Le 6 août 2026, le parquet de Paris a annoncé l’ouverture d’une enquête visant Raphaël Glucksmann, un probable candidat à l’élection présidentielle de 2027. Cette enquête fait suite à la diffusion d’un faux reportage sur les réseaux sociaux, lequel aurait pour but de discréditer l’eurodéputé, connu pour ses critiques acerbes à l’égard du président russe Vladimir Poutine.
EN BREF
- Une enquête a été ouverte sur des soupçons d’ingérence russe visant Raphaël Glucksmann.
- Le faux reportage a été attribué au groupe prorusse Storm-1516, lié au GRU.
- Cette opération de désinformation vise à déstabiliser plusieurs candidats à la présidentielle de 2027.
Les premiers éléments de l’enquête indiquent que Raphaël Glucksmann a été ciblé par une opération orchestrée par le groupe Storm-1516, un groupe prorusse que l’on soupçonne d’agir sous l’égide des services de renseignement militaires russes, le GRU. Le parquet a précisé que l’enquête vise à établir si des délits liés à la création de faux contenus ont été commis dans le but de servir des intérêts étrangers.
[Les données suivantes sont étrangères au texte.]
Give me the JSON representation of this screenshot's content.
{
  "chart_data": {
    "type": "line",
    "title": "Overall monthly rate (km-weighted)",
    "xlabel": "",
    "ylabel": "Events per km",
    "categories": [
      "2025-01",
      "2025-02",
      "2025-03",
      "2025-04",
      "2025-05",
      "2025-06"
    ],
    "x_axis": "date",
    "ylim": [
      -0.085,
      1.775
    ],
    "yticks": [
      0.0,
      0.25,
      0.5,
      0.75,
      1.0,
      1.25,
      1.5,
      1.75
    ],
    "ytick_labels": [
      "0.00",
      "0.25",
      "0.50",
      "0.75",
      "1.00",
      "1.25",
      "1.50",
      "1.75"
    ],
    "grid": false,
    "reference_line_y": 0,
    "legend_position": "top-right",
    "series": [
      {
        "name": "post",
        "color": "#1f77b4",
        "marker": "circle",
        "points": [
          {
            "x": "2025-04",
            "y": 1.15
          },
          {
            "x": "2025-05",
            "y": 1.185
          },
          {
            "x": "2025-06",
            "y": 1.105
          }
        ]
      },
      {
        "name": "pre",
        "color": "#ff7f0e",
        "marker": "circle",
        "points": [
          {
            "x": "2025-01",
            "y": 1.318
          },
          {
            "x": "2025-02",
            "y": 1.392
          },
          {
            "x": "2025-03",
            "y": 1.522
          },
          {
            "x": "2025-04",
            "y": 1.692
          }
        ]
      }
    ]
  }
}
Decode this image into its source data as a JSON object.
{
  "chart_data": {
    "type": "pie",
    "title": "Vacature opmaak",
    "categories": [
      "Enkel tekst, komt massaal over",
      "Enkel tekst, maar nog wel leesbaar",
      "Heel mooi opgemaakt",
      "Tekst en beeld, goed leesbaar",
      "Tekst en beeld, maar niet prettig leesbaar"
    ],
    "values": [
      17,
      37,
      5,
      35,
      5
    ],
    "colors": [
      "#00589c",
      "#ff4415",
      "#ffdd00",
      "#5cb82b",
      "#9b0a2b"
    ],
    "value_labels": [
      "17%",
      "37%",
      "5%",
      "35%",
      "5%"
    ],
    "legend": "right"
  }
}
Le 4 août, Glucksmann avait dénoncé sur les réseaux sociaux la diffusion d’une vidéo truquée, prétendant que sa compagne, la journaliste Léa Salamé, aurait tenté de soudoyer des médias pour obtenir une couverture favorable à sa campagne. Cette vidéo, générée par l’intelligence artificielle, a usurpé l’identité du média français Blast, ce qui soulève de sérieuses questions sur la manipulation de l’information et les risques d’ingérence étrangère dans le processus démocratique.
Raphaël Glucksmann a déclaré avoir été informé par le Secrétariat général de la défense et de la sécurité nationale (SGDSN) qu’il avait été pris pour cible par cette opération déstabilisatrice. Les informations diffusées dans le faux reportage ont été qualifiées de « totalement fausses » par l’eurodéputé, qui souligne l’importance de lutter contre ce type de désinformation, surtout à l’approche d’une élection cruciale.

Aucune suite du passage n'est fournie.